In a world where law per se is rapidly ceasing to have much meaning — I mean, the US president did just pardon or commute the sentences of 1,500 individuals who had attempted the violent overthrow of his own country’s government because he said they were “hostages” rather than convicted criminals — it is almost quaint to pretend that international law is even a thing anymore.
Our own attorney-general just went over to Israel to mend fences, comfortably ignoring the fact that its prime minister is the subject of an arrest warrant by the International Criminal Court for alleged war crimes. We are a signatory to the ICC’s enabling treaty, obliged to detain Netanyahu if he enters our jurisdiction, but I guess it’d be impolite to mention that.
Australia is also a party to the International Covenant on Civil and Political Rights (ICCPR), another of the United Nations’ instruments by which the whole world agreed to impose and maintain the so-called “rules-based international order” in the aftermath of World War II and the Holocaust.
Implicit in the global compact is the idea that states will follow the rules and, if they fail, accept the referee’s decision. While Australia has never incorporated the ICCPR into its domestic law, and therefore it can’t be enforced in our courts, as an advocate for the benefits of the order we have generally at least pretended to take it seriously.
It all began to fall down with John Howard, accelerating through every successive government because of our obsessive national dread of “boat people”, to the point where — when it comes to how we treat asylum seekers — these days we flout the rules with a middle finger to posterity.
So it is that two recent decisions of the UN Human Rights Committee, calling Australia out for gross breaches of the ICCPR in relation to our treatment of refugees on the outsourced hellhole of Nauru, have been simply ignored by both the Australian government and — disgracefully — the Australian media.
The cases were brought by an Iranian woman and 24 individuals from various points of origin, the latter all being unaccompanied minors when they were picked up trying to get to Australia by boat in 2013 and 2014. Under the offshore processing regime, they were detained on Christmas Island and then sent to Nauru, where they remained to rot.
The detention conditions on Nauru were inhuman, degrading and lethal.
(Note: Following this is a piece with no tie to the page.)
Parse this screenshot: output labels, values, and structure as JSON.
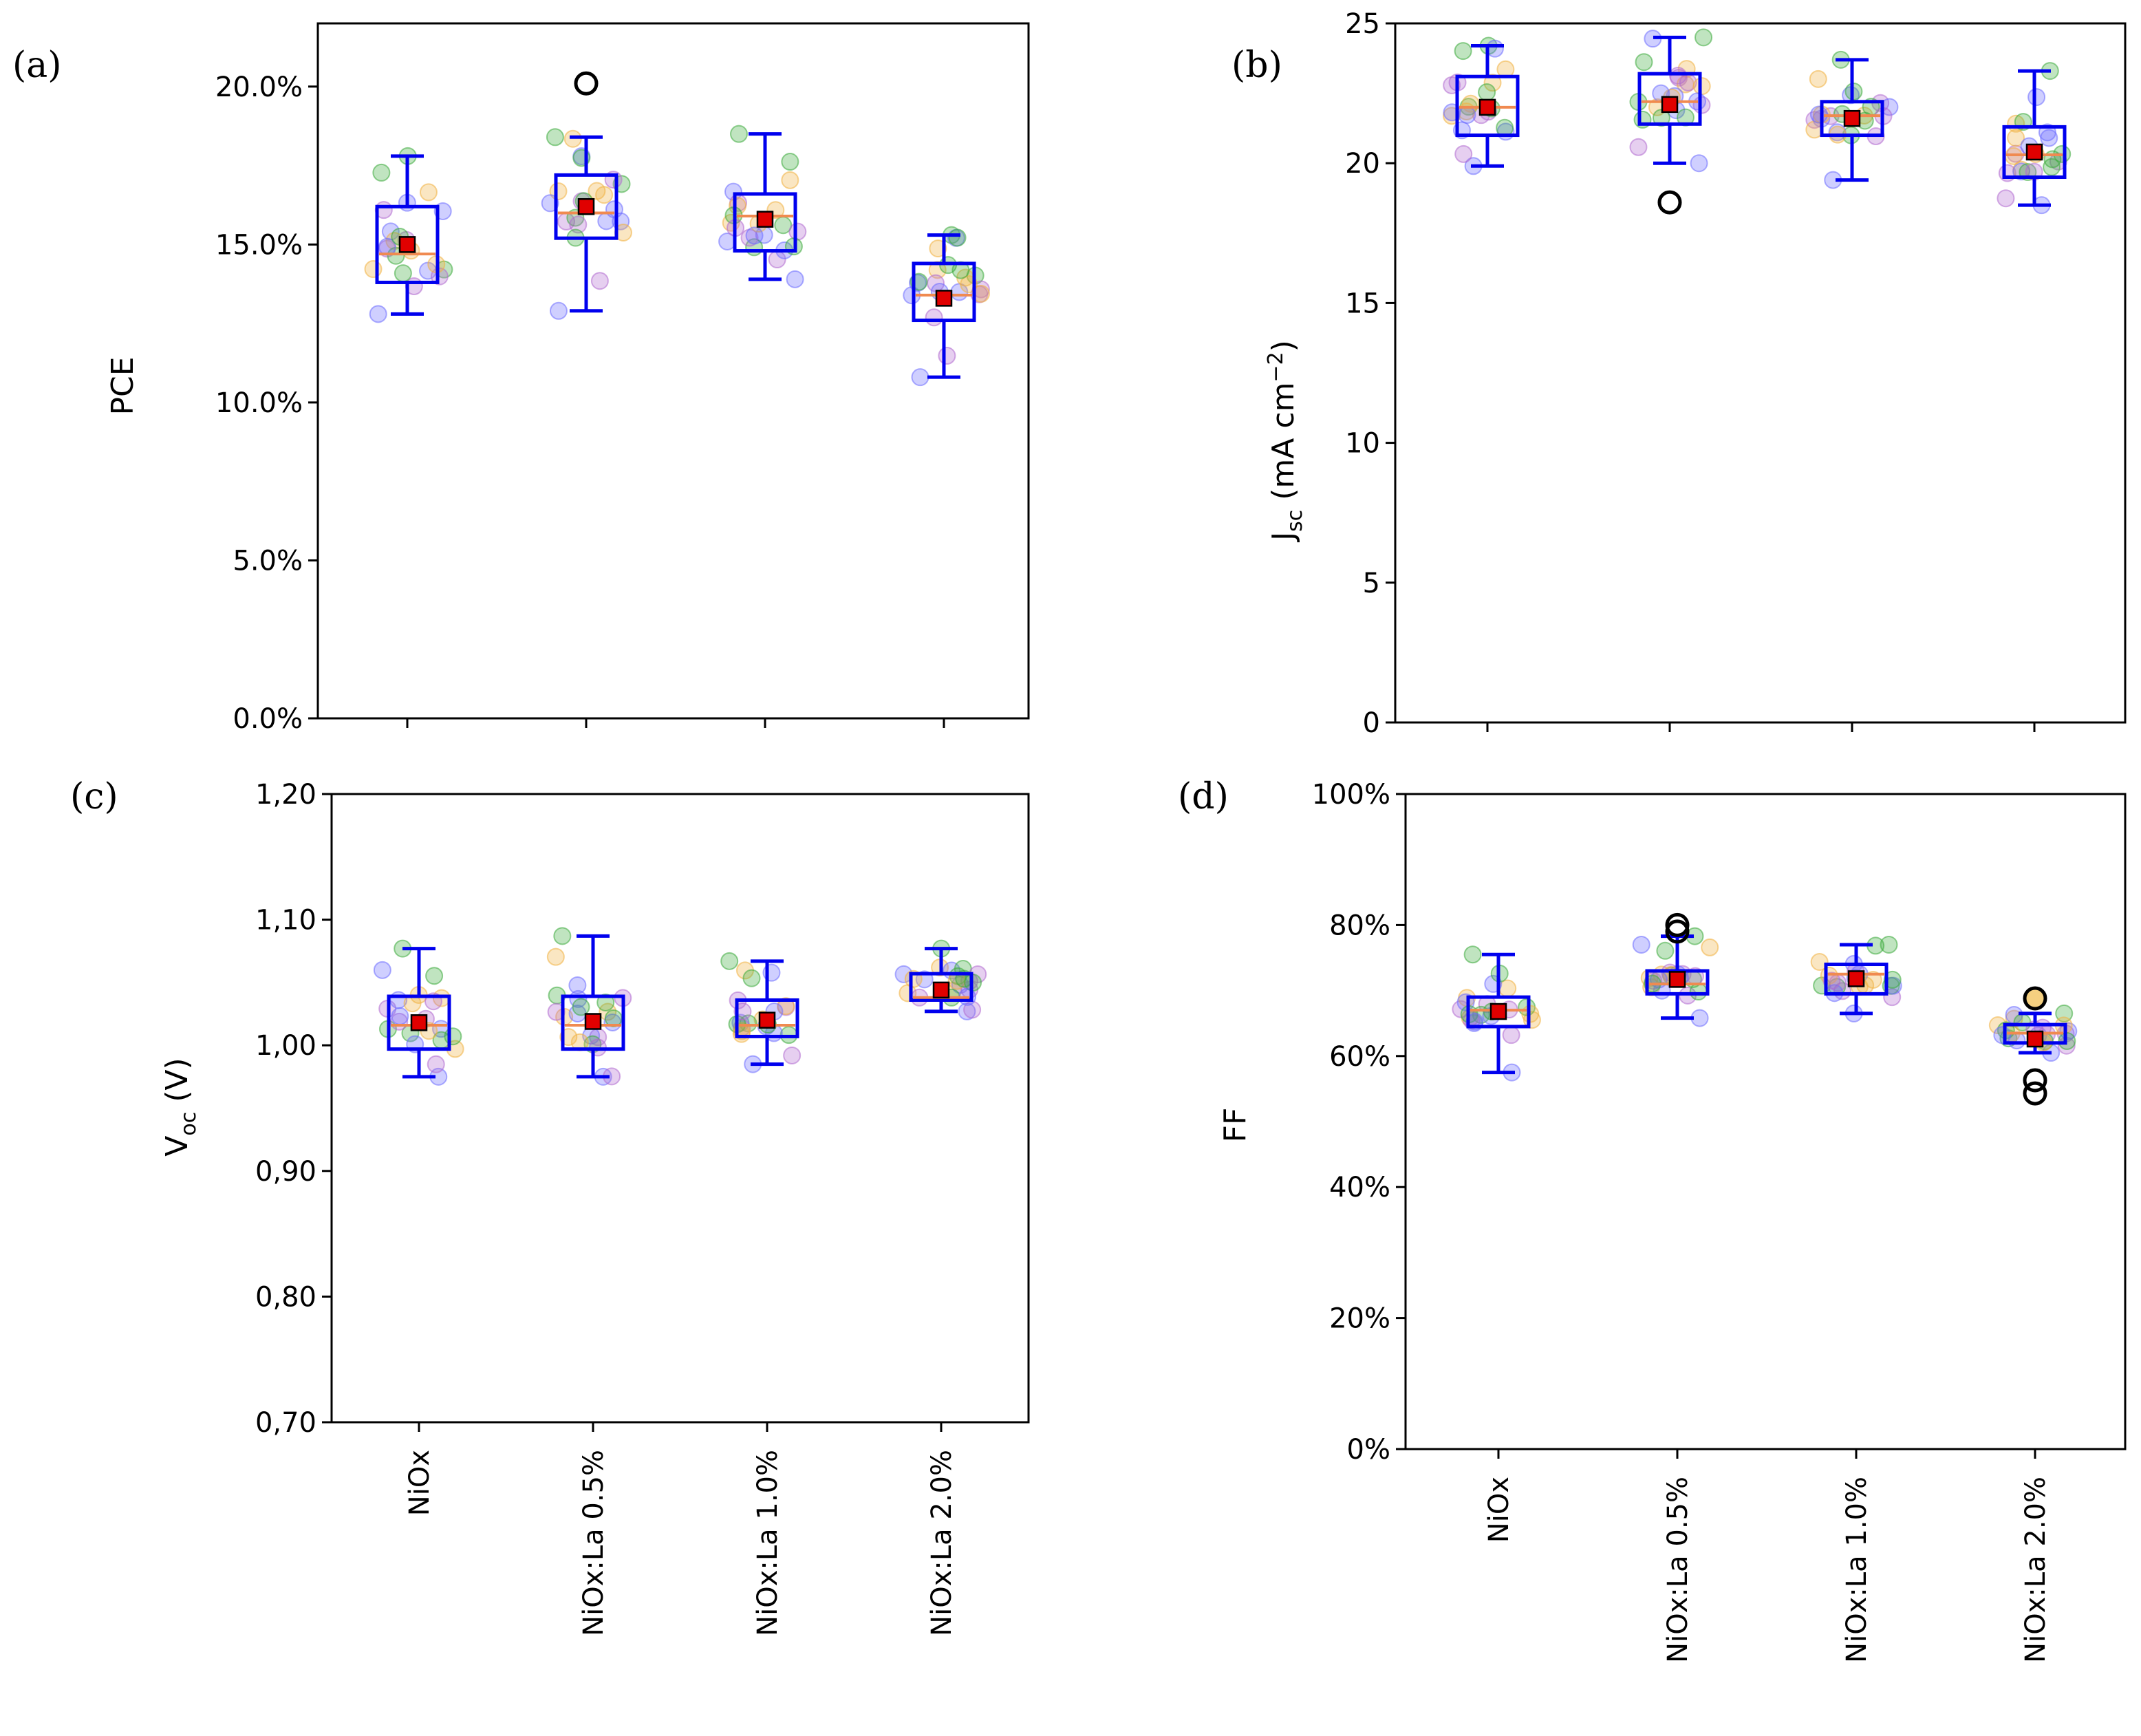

I’m not debating that.
The key legal question was whether Australia was responsible for what happened to the refugees it sent there. Australia maintained, as it always has, that no, they were solely the responsibility of the government of Nauru, pursuant to a memorandum of understanding signed between the two countries in 2012.
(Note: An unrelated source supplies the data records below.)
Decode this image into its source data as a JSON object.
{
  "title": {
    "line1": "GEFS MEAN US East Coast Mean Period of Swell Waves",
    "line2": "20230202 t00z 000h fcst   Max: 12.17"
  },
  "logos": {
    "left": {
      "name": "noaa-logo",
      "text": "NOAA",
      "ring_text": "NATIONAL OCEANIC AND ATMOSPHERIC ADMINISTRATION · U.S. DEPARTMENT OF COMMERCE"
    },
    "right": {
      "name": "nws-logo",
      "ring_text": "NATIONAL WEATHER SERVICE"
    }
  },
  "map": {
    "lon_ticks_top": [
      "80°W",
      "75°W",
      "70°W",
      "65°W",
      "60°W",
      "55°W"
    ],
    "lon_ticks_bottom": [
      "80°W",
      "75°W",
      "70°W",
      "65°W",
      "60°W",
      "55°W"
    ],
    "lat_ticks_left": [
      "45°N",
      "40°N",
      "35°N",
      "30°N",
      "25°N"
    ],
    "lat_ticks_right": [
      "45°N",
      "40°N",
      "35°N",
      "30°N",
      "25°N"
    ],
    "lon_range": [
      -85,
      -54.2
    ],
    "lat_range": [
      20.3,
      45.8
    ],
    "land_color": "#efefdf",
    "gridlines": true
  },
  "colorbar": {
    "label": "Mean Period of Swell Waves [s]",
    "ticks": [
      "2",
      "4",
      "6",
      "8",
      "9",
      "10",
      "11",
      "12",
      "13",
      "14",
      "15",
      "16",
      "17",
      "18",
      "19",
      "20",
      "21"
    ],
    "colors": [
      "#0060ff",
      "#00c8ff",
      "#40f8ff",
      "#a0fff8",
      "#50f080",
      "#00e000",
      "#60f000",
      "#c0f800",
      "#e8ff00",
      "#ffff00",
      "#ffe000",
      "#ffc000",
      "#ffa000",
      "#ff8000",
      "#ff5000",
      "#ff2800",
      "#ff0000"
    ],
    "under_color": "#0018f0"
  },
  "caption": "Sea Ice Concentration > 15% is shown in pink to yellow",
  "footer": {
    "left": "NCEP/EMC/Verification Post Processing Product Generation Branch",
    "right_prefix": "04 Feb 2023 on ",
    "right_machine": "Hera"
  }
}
The same question was litigated in our High Court in 2016 — who was detaining the people on Nauru? The court ruled it was Nauru, despite the fact that Australia looked after literally every single aspect of the removal, detention and maintenance of the detainees on the island, either directly or through private contractors which it paid. All Nauru did was give them refugee status and rubber-stamp rolling protection visas at Australia’s behest, in return for tens of millions of dirty dollars.
Wrong as I believe that judgment was, it’s where Australian domestic law sits: having shipped them off, these people are not our problem.
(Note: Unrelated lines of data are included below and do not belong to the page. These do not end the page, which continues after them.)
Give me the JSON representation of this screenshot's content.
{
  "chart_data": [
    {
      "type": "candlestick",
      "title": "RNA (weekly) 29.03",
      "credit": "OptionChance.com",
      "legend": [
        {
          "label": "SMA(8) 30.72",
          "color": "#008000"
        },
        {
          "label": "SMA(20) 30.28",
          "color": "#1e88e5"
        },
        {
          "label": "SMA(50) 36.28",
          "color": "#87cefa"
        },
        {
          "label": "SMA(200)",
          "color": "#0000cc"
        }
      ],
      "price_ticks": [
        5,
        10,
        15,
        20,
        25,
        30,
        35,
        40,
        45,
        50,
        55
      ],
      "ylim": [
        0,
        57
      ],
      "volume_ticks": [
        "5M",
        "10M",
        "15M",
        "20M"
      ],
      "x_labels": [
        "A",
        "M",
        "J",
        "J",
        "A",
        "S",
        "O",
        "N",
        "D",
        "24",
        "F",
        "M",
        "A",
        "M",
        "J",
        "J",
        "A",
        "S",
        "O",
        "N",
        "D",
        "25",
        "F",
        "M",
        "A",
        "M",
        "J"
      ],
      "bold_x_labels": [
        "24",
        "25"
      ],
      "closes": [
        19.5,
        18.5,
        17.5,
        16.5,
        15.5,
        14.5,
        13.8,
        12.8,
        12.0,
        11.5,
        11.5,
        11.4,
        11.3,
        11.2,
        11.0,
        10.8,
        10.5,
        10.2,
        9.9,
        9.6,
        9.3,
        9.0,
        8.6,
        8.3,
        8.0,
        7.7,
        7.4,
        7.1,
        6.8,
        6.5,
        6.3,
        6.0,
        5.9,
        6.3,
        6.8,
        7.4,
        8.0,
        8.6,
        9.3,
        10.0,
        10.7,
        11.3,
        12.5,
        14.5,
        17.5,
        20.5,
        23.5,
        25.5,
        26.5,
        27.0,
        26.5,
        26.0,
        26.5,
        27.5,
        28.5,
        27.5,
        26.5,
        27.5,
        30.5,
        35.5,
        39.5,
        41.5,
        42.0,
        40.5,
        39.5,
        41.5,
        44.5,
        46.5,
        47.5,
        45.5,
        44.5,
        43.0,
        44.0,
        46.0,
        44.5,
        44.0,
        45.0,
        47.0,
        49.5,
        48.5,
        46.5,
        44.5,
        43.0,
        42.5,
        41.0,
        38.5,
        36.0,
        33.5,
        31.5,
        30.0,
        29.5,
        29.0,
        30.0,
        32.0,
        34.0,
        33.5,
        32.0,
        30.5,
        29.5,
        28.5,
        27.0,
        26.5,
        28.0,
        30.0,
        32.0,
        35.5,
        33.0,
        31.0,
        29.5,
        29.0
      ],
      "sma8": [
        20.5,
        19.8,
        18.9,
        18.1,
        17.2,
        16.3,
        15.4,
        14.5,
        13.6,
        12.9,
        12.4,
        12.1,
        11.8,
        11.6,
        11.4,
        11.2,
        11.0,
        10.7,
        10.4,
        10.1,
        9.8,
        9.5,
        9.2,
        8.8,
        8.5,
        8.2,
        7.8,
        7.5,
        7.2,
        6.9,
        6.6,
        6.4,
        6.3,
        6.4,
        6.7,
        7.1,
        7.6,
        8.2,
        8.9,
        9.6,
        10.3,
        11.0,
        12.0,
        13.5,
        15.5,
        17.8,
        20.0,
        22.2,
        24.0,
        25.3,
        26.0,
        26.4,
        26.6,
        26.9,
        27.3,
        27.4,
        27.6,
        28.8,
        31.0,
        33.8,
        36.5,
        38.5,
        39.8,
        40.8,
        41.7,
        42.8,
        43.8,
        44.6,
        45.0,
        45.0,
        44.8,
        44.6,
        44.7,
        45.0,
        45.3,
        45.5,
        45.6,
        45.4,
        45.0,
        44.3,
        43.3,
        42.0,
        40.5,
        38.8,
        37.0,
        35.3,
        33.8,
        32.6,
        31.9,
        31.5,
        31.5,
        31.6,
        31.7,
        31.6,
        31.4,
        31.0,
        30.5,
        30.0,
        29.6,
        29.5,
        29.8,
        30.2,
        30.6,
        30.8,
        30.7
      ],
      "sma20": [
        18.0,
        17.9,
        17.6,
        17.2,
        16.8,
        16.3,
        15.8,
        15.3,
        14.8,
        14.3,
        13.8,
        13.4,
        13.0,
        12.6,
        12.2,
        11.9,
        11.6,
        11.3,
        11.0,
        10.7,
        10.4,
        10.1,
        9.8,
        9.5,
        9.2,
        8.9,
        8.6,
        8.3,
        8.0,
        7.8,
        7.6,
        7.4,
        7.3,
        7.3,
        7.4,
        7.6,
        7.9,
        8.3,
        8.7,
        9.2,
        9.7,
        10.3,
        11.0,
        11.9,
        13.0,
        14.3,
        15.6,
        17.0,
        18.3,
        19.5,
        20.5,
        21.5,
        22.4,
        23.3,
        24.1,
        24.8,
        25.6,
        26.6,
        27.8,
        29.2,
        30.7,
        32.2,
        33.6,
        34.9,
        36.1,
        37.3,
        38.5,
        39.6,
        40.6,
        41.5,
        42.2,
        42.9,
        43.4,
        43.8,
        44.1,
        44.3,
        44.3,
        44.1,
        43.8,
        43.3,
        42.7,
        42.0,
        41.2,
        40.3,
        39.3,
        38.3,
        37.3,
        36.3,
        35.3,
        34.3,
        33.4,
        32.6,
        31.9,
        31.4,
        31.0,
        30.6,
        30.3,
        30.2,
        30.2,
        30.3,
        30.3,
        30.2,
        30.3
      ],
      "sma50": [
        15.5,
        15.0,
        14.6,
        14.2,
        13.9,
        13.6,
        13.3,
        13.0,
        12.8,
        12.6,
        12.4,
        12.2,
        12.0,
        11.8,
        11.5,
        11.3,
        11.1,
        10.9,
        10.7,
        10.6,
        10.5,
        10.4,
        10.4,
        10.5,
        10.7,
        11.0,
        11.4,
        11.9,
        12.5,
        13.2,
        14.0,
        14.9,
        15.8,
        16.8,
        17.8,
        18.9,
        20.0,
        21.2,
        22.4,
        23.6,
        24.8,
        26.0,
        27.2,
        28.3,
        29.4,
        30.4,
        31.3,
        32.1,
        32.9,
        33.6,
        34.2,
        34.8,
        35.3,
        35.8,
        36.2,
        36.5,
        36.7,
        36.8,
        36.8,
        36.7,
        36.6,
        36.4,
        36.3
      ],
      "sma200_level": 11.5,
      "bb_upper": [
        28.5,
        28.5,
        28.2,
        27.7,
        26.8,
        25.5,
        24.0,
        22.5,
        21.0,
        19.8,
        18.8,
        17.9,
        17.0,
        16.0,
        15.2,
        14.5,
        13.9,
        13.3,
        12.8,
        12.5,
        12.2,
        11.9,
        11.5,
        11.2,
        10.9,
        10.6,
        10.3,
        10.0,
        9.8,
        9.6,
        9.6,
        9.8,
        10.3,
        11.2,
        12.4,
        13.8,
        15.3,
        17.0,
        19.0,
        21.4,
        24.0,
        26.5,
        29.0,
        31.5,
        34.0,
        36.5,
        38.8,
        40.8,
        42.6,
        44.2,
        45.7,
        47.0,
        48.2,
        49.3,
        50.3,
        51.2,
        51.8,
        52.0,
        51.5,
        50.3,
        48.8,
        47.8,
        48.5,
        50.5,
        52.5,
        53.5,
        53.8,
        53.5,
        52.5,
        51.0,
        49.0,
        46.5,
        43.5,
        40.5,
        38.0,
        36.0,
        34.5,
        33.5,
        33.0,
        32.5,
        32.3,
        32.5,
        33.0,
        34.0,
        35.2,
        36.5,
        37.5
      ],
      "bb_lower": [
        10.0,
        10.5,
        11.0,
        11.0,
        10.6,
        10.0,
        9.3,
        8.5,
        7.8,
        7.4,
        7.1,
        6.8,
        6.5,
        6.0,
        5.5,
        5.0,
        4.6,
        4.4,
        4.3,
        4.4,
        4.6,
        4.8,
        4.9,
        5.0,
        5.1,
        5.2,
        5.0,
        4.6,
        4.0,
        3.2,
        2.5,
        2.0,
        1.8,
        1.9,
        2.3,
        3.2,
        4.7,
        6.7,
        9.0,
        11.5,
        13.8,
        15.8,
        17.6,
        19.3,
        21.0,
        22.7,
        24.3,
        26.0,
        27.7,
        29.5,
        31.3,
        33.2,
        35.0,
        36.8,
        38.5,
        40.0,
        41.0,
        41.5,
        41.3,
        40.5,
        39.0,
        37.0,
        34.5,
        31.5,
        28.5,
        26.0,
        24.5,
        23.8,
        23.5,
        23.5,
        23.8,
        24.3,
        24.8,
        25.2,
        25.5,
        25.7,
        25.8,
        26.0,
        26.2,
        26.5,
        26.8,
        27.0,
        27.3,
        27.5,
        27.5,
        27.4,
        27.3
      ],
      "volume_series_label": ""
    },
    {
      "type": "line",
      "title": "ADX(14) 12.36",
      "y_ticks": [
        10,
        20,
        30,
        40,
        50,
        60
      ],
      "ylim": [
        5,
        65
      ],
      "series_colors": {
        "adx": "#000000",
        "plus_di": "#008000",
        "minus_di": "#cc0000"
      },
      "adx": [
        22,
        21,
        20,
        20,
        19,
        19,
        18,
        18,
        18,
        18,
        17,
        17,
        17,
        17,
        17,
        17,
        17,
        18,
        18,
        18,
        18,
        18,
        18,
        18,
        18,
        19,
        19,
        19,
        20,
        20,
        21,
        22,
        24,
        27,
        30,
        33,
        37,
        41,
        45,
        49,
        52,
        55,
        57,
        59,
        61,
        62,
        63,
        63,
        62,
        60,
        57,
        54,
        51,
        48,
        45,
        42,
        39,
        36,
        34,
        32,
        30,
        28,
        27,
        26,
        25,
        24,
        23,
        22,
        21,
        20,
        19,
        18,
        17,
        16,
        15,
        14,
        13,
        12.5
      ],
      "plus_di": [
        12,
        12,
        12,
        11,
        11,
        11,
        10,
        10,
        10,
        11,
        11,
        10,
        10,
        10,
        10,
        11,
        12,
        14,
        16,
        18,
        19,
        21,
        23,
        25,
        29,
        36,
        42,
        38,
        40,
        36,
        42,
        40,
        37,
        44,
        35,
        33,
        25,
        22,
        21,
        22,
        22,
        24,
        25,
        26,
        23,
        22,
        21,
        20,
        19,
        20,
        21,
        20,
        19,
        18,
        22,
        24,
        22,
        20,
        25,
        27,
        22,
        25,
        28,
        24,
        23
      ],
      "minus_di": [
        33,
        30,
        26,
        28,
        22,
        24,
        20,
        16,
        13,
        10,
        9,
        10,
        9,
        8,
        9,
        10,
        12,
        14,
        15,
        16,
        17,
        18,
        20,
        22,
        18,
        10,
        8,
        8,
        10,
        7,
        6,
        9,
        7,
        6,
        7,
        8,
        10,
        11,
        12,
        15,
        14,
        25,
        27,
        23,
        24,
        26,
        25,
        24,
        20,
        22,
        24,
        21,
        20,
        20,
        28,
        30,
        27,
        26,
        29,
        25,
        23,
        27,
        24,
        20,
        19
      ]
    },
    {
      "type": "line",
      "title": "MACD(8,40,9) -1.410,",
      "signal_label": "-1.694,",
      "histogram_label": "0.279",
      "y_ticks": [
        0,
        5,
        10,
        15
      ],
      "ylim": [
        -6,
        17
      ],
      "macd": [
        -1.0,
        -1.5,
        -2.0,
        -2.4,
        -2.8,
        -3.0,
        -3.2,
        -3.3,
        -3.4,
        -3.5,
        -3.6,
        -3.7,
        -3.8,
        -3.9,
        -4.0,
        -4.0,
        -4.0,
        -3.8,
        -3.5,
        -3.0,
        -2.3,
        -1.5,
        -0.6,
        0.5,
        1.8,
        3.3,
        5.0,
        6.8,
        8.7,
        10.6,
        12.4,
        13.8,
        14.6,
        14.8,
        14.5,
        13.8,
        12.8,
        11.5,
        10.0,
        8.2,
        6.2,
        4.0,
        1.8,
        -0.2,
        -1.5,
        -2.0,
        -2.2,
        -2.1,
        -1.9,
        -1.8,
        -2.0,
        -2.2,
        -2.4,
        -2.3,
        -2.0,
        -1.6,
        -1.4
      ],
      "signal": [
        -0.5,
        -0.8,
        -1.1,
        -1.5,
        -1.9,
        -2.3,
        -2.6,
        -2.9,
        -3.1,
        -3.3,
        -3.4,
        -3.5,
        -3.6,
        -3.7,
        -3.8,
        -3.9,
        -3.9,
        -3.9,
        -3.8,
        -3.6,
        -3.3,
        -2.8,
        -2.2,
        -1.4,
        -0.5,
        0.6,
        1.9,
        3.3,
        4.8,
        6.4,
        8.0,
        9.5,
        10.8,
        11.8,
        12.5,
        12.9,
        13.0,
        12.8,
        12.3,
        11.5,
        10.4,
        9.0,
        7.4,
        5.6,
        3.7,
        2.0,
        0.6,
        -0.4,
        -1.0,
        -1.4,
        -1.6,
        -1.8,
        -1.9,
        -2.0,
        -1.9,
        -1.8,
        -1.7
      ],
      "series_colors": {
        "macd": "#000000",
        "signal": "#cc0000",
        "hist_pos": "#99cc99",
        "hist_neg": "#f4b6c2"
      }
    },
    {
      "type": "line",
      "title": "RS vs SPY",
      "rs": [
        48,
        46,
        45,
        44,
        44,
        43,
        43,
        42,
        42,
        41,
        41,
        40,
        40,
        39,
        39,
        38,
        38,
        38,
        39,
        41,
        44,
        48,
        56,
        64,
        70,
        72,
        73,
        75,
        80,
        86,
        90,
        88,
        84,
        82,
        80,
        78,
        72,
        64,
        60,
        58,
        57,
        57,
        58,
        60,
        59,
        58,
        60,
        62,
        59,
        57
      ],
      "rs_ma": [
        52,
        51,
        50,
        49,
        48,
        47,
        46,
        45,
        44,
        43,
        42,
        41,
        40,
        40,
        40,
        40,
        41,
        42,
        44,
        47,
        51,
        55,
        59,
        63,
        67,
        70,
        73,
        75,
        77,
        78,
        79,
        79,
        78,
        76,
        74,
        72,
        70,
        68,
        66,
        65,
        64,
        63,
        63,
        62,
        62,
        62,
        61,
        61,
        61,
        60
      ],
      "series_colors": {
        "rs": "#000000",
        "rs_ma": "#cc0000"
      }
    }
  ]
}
The High Court didn’t consider the ICCPR, because it’s not part of the law here. The convention imposes very broad legal obligations on state parties. These include a guarantee in Article 9(1) against arbitrary detention, one of the basic human rights that international law recognises but we’ve never bothered enshrining in our own law.
The Human Rights Committee ruled that, by failing to justify why the detainees needed to be sent to Nauru, as opposed to being kept onshore in detention centres here, Australia violated Article 9(1).
In addition, because the offshore regime effectively prevented the unaccompanied minors from challenging the legality of their detention in our courts, Article 9(4) was also infringed.
The outcome depended on the committee’s finding that Australia had not succeeded in offshoring its legal responsibility for the detainees, despite the sophistry of its sham contract with Nauru. This does put the committee directly at odds with the High Court’s view, on essentially the same facts; however, the committee’s ruling stands as valid under the jurisdiction the ICCPR gives it.
The committee has the power to demand remedies, and it has called on Australia to compensate the victims, as well as review its laws to ensure it gets back in step with its international human rights obligations.
Australia can ignore the ruling, and will. In the old days, it might have nodded to it, then done nothing. Now it knows it doesn’t even need to pretend. Where the US (and Israel) go, we follow.
It has taken 80 years for the lessons of 1945 to be completely forgotten, not coincidentally the span of an average life. This particular case, a smallish example of inhumanity, will be lost in the rush as the whole rules-based order falls to the ground.